As well as educating doctors better on the benefits, Alter wants services to be better integrated so that doctors are more involved in the flow of patients through to cardiac rehabilitation. "Doctors are in the business of prescribing drugs; they don't really prescribe exercise. They think lifestyle is out of their control. But I do believe we can shape behavior. We need doctors to get more involved and to provide more incentive for them to refer to cardiac rehabilitation, such as performance-driven fee codes."

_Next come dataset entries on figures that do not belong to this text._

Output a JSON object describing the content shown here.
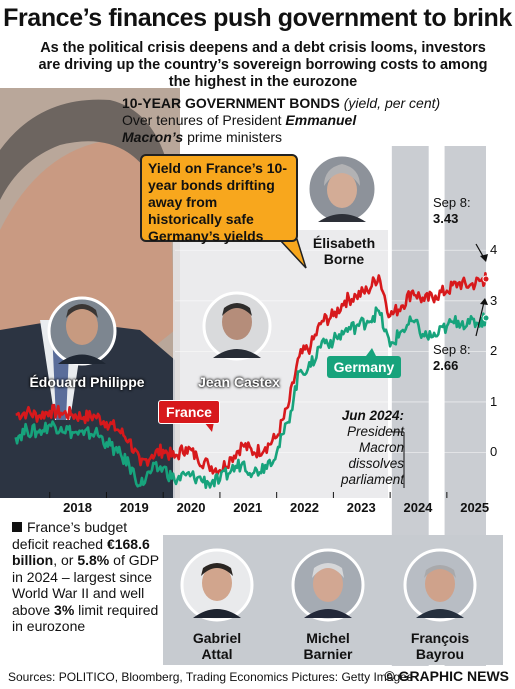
{
  "title": "France’s finances push government to brink",
  "subtitle": "As the political crisis deepens and a debt crisis looms, investors are driving up the country’s sovereign borrowing costs to among the highest in the eurozone",
  "chart_data": {
    "type": "line",
    "title": "10-YEAR GOVERNMENT BONDS",
    "title_note": "(yield, per cent)",
    "subtitle_plain": "Over tenures of President",
    "subtitle_bold": "Emmanuel Macron’s",
    "subtitle_tail": "prime ministers",
    "x_tick_labels": [
      "2018",
      "2019",
      "2020",
      "2021",
      "2022",
      "2023",
      "2024",
      "2025"
    ],
    "y_tick_labels": [
      "4",
      "3",
      "2",
      "1",
      "0"
    ],
    "ylim": [
      -0.9,
      4.4
    ],
    "series": [
      {
        "name": "France",
        "color": "#d7191c",
        "x": [
          2017.4,
          2017.6,
          2017.8,
          2018.0,
          2018.2,
          2018.4,
          2018.6,
          2018.8,
          2019.0,
          2019.2,
          2019.4,
          2019.6,
          2019.8,
          2020.0,
          2020.2,
          2020.4,
          2020.6,
          2020.8,
          2021.0,
          2021.2,
          2021.4,
          2021.6,
          2021.8,
          2022.0,
          2022.2,
          2022.4,
          2022.6,
          2022.8,
          2023.0,
          2023.2,
          2023.4,
          2023.6,
          2023.8,
          2024.0,
          2024.2,
          2024.4,
          2024.6,
          2024.8,
          2025.0,
          2025.2,
          2025.4,
          2025.6,
          2025.69
        ],
        "y": [
          0.75,
          0.8,
          0.72,
          0.82,
          0.78,
          0.75,
          0.7,
          0.72,
          0.6,
          0.45,
          0.25,
          -0.25,
          -0.05,
          0.05,
          -0.1,
          0.1,
          -0.1,
          -0.25,
          -0.35,
          -0.1,
          0.15,
          0.0,
          0.1,
          0.3,
          0.9,
          1.9,
          2.1,
          2.6,
          2.7,
          3.0,
          3.1,
          3.2,
          3.5,
          2.7,
          2.9,
          3.2,
          3.0,
          3.1,
          3.2,
          3.35,
          3.3,
          3.4,
          3.43
        ]
      },
      {
        "name": "Germany",
        "color": "#17a37c",
        "x": [
          2017.4,
          2017.6,
          2017.8,
          2018.0,
          2018.2,
          2018.4,
          2018.6,
          2018.8,
          2019.0,
          2019.2,
          2019.4,
          2019.6,
          2019.8,
          2020.0,
          2020.2,
          2020.4,
          2020.6,
          2020.8,
          2021.0,
          2021.2,
          2021.4,
          2021.6,
          2021.8,
          2022.0,
          2022.2,
          2022.4,
          2022.6,
          2022.8,
          2023.0,
          2023.2,
          2023.4,
          2023.6,
          2023.8,
          2024.0,
          2024.2,
          2024.4,
          2024.6,
          2024.8,
          2025.0,
          2025.2,
          2025.4,
          2025.6,
          2025.69
        ],
        "y": [
          0.3,
          0.45,
          0.4,
          0.55,
          0.5,
          0.4,
          0.35,
          0.4,
          0.2,
          0.0,
          -0.25,
          -0.65,
          -0.35,
          -0.3,
          -0.55,
          -0.45,
          -0.5,
          -0.6,
          -0.55,
          -0.35,
          -0.2,
          -0.4,
          -0.25,
          0.0,
          0.6,
          1.6,
          1.7,
          2.2,
          2.2,
          2.4,
          2.5,
          2.6,
          2.8,
          2.1,
          2.4,
          2.6,
          2.3,
          2.3,
          2.5,
          2.6,
          2.55,
          2.6,
          2.66
        ]
      }
    ],
    "annotations": [
      {
        "text": "Sep 8:",
        "value": "3.43"
      },
      {
        "text": "Sep 8:",
        "value": "2.66"
      },
      {
        "lines": [
          "Jun 2024:",
          "President",
          "Macron",
          "dissolves",
          "parliament"
        ]
      }
    ],
    "tenures": [
      {
        "name": "Édouard Philippe",
        "from": 2017.37,
        "to": 2020.51
      },
      {
        "name": "Jean Castex",
        "from": 2020.51,
        "to": 2022.38
      },
      {
        "name": "Élisabeth Borne",
        "from": 2022.38,
        "to": 2024.03
      },
      {
        "name": "Gabriel Attal",
        "from": 2024.03,
        "to": 2024.68
      },
      {
        "name": "Michel Barnier",
        "from": 2024.68,
        "to": 2024.96
      },
      {
        "name": "François Bayrou",
        "from": 2024.96,
        "to": 2025.69
      }
    ]
  },
  "callout": "Yield on France’s 10-year bonds drifting away from historically safe Germany’s yields",
  "prime_ministers": {
    "philippe": "Édouard Philippe",
    "castex": "Jean Castex",
    "borne_first": "Élisabeth",
    "borne_last": "Borne",
    "attal_first": "Gabriel",
    "attal_last": "Attal",
    "barnier_first": "Michel",
    "barnier_last": "Barnier",
    "bayrou_first": "François",
    "bayrou_last": "Bayrou"
  },
  "labels": {
    "france": "France",
    "germany": "Germany",
    "sep_fr_label": "Sep 8:",
    "sep_fr_value": "3.43",
    "sep_de_label": "Sep 8:",
    "sep_de_value": "2.66",
    "jun_title": "Jun 2024:",
    "jun_text": "President Macron dissolves parliament"
  },
  "deficit": {
    "t1": "France’s budget deficit reached",
    "amount": "€168.6 billion",
    "t2": ", or",
    "pct": "5.8%",
    "t3": "of GDP in 2024 – largest since World War II and well above",
    "limit": "3%",
    "t4": "limit required in eurozone"
  },
  "footer": {
    "sources": "Sources: POLITICO, Bloomberg, Trading Economics  Pictures: Getty Images",
    "brand": "© GRAPHIC NEWS"
  },
  "colors": {
    "france": "#d7191c",
    "germany": "#17a37c",
    "callout": "#f8a71d",
    "tenure_band": "#c4c8cd"
  }
}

Cupples agrees with this idea. She says in the UK the British Association for Cardiovascular Prevention & Rehabilitation (BACPR) sets out excellent standards, but sometimes the priorities of local health authorities are different, and everyone's budget is limited. "Although cardiac rehabilitation is part of the national service framework for coronary heart disease, there are no direct rewards for doctors or hospitals if they refer patients, but I think it might go in this direction in the future."

Australia on right track

Of all the countries surveyed, Australia seems to be doing best, with attendance rates at rehabilitation classes of about 50%. Paula Candlish, president of the Australian Cardiovascular Health and Rehabilitation Association (ACRA), told heart wire : "There is a driving force from state government to grow cardiac rehabilitation. They are well aware that this will reduce hospitalizations and costs. Our attendance figures range from 30% to 60% of those eligible. We are striving to get more places up to 60%. And some states are aiming for 90%."

Paula Candlish

She notes that cardiac rehabilitation in Australia is generally funded by the government, with no cost to the patient, like the system in the UK and Canada. She says that cardiac rehabilitation is usual care in Australia, with all high-risk patients automatically referred on discharge. While that is positive in that everyone gets a letter inviting them to a program, she points out that this system totally lacks physician involvement. "We've cut doctors right out of the loop, and maybe that's not such a good thing, as having a doctor tell you that you really have to go is often what makes the patient attend."

She adds: "We are making a concerted effort to recruit patients, reinforcing the necessity for them to go. But around 50% still don't go or just go to the first assessment and then don't continue. It is easy to be in denial."

As with all the other countries, capacity is also an issue in Australia. Candlish says that ACRA is trying to attract funds dedicated to cardiac rehabilitation to make more spaces available. She notes at present the service is funded by individual hospitals, which can decide to divert staff to other areas as they see fit. "If we had dedicated funding and staffing, they couldn't do that."

There is also a move under way to deliver more cardiac-rehabilitation services by telephone or computer, especially for those who live in remote areas, which is a big issue in Australia. "It isn't quite as effective as a face-to-face group, but we need to compromise." Around 30% of the service in Australia is delivered this way.

Distance to be traveled to the classes is a key issue in all countries. Lichtman says that if patients have to drive for more than 30 minutes, they probably won't go. And Oldridge adds: "It needs to be accessible for all. There should be classes in every town, with sessions at different times of day to accommodate people who work."